Periodic Reporting for period 1 - INSPIRE (INnovation in Safety Pharmacology for Integrated cardiovascular safety assessment to REduce adverse events and late stage drug attrition.)
Berichtszeitraum: 2020-01-01 bis 2021-12-31
The vision of INSPIRE is to extend the toolbox for preclinical safety evaluation by exploring novel technologies and by turning these into new products or services for improved evaluation of drug-induced cardiovascular toxicity. This way, INSPIRE will contribute to more efficiency in drug development and will protect patients from experiencing cardiovascular adverse events.
In addition, INSPIRE constitutes a highly stimulating, multidisciplinary and intersectoral training programme for 15 early-stage researchers (i.e. PhD students). Through a balanced combination of hands-on research training, intersectoral secondments, local courses and network-wide events INSPIRE will equip the future generation of safety pharmacology scientists with a wide range of scientific knowledge and professional skills.
The main activities and results achieved so far can be summarized as follows:
• Progress was made towards an optimized protocol for reproducible differentiation and maturation of human pluripotent cell (“human induced pluripotent stem cells, hiPSC”) into cardiomyocytes for safety evaluation.

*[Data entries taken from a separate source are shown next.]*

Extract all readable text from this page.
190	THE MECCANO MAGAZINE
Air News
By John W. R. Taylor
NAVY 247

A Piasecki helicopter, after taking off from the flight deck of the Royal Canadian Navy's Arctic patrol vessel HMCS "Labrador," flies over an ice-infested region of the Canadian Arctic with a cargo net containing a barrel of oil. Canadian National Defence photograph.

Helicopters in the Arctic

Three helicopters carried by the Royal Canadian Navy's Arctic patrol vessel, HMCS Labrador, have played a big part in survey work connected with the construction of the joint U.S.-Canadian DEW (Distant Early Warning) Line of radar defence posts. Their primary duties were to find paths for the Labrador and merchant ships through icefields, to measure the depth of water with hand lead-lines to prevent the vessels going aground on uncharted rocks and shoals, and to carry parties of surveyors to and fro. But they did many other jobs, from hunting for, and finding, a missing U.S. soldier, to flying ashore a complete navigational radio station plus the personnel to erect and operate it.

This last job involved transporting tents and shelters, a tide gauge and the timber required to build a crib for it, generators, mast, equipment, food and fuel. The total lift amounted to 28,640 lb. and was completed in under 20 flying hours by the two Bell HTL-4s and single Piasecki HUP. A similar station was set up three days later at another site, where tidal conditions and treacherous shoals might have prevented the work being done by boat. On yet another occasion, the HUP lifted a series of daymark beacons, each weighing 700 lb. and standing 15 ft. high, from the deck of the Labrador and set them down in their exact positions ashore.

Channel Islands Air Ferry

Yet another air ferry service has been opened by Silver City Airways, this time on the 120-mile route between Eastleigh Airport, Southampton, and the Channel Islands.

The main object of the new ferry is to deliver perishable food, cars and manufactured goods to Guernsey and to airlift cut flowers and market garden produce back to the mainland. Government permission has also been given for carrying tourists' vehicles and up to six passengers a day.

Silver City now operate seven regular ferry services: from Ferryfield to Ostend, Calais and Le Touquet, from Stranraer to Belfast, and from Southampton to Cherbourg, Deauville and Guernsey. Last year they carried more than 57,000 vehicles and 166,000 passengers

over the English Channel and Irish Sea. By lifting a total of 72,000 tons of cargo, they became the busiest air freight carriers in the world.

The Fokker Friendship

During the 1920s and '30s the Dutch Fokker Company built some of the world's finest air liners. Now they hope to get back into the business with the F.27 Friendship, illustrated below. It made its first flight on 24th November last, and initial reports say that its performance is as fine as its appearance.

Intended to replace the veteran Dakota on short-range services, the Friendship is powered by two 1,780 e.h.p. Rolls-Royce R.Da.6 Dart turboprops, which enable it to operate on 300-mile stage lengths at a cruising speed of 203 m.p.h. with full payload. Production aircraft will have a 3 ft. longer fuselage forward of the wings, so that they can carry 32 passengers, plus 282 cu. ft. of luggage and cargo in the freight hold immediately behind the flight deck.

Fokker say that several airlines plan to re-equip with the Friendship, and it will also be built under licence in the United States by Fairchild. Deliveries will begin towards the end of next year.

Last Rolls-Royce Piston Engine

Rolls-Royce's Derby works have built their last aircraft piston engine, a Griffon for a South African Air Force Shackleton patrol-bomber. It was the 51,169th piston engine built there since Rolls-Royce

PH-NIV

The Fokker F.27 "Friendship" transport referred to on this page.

• Development and validation of hiPSC cardiomyocyte-based assays (e.g. based on high-throughput imaging, contractility assessment and molecular markers) to evaluate structural and functional cardiovascular toxicity after (chronic) drug exposure.
• Comparison of different machine learning strategies to speed-up the analysis of large electrophysiology (MEA) datasets and to assess predictive value and computational cost.
• Development of novel hardware and software prototypes to enable simultaneous evaluation of cardiovascular physiology and behavioural treats in awake socially interacting animals. To this end, different strategies for tracking of animals (e.g. video capture or localisation technology) were evaluated and will be combined with algorithms for automated classification of behaviours.
• Prototype numerical models for in silico simulation of haemodynamics were delivered and are ready for further iteration based on real-life experimental inputs.
• Mass spectrometry imaging (MSI) has been applied to quantify drug-exposure in different organs (including the heart) and will be coupled with proteomics in upcoming work.
• New approaches for the evaluation of drug-induced haemodynamic changes have been explored such as arterial stiffness and local (blood)flow patterns.
• Moreover, research was initiated towards mechanisms of cardiovascular toxicity related to anti-cancer drugs, such as tyrosine kinase inhibitors and doxorubicin.
• Along the same line, biomarkers have been explored, both functional and molecular ones, to identify specific patient populations at risk of cardiovascular toxicity.
• Regular meetings fostered interaction between scientist from academia, pharma industry, technology vendors, as well as regulatory agencies. This unique setting has provided the early-stage researchers with invaluable insights and excellent opportunities to develop themselves.